Si parlava inizialmente di concludere un nuovo accordo entro l’anno. Ce la faremo o si rimanda tutto alla prossima legislatura con ancora i frontalieri a non sapere che fine faranno?
Monti e Widmer-Schlumpf hanno chiesto al gruppo di pilotaggio (che conduce concretamente il negoziato) di presentare proposte concrete entro la fine dell’autunno. Le proposte andranno poi valutate politicamente, senza contare l’incognita di un possibile no tedesco a Rubik. Un risultato definitivo entro la fine dell’anno ci sembra poco probabile.
Per l’autore dell’articolo: non si deve preoccupare, sarà la crisi stessa (il 23 ottobre avete pubblicato un articolo dal titolo “Varese: solo il 48% dei laureati trova lavoro”) a fare da forte incentivo per lavorare nel Ticino.
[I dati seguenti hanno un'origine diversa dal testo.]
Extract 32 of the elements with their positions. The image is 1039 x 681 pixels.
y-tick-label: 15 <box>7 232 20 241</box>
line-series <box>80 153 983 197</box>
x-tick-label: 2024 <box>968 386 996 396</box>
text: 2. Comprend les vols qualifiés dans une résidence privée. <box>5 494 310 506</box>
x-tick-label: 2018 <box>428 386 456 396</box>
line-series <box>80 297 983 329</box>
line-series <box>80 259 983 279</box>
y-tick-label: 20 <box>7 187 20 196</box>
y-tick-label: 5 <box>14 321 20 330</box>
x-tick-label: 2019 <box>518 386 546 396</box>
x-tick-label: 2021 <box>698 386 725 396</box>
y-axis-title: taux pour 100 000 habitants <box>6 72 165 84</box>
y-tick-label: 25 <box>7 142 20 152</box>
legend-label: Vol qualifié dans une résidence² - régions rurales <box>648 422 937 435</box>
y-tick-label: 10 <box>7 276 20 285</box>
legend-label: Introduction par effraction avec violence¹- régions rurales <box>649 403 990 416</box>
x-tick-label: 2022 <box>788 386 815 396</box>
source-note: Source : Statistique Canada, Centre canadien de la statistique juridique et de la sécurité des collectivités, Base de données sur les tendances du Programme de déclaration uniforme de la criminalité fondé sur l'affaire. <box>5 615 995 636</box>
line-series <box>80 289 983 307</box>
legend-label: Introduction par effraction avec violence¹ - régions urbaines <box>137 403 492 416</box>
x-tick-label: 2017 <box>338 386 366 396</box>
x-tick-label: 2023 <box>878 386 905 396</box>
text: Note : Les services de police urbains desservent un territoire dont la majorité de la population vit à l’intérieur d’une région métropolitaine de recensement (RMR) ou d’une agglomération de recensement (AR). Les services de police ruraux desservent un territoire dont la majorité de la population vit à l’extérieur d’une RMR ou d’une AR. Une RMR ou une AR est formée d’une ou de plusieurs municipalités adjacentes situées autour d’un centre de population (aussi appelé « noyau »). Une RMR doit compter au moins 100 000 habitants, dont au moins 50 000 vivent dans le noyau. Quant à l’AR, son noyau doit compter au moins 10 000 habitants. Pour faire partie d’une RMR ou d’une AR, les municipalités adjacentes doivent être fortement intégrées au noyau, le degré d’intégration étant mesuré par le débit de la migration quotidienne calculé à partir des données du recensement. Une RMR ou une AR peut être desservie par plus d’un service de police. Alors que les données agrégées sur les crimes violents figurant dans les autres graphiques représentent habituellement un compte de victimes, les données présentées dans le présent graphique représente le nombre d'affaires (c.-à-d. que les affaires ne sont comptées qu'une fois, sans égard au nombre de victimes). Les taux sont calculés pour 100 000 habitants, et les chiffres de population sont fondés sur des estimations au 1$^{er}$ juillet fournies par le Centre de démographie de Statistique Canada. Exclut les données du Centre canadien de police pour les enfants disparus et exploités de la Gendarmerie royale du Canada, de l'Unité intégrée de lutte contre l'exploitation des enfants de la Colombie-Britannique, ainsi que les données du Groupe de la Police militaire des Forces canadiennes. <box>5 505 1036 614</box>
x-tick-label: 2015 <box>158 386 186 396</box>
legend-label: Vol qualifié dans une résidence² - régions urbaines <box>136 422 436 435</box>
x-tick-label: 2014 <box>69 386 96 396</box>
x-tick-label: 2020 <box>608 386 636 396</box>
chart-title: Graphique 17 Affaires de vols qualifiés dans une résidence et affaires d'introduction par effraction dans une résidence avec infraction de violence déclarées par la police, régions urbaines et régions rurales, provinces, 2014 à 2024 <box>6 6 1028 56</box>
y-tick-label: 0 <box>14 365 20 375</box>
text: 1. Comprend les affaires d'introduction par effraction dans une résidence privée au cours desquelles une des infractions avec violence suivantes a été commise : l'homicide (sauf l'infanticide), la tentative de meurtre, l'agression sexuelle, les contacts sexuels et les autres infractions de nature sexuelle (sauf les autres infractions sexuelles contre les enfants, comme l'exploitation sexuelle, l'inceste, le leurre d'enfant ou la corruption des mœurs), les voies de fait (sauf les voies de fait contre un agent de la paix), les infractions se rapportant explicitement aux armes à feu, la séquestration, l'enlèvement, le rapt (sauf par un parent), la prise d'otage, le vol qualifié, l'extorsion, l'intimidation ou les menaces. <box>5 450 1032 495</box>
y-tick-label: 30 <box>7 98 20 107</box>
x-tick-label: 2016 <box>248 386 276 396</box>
Anzi, una tassazione senza nessuna esenzione sarà un disincentivo per i frontalieri ad accettare stipendi troppo bassi e quindi probabilmente verrebbe meno il problema del dumping salariale. Ergo: ben venga la tassazione “normale” anche per i frontalieri.
se quel .., di Monti tassa anche i frontalieri è la volta buona che mi trasferisco oltre confine, così agli italiani, già poveri, non andranno nemmeno i soldi che spendo ogni giorno per spese, per mangiare e varie…chi troppo vuole nulla stringe!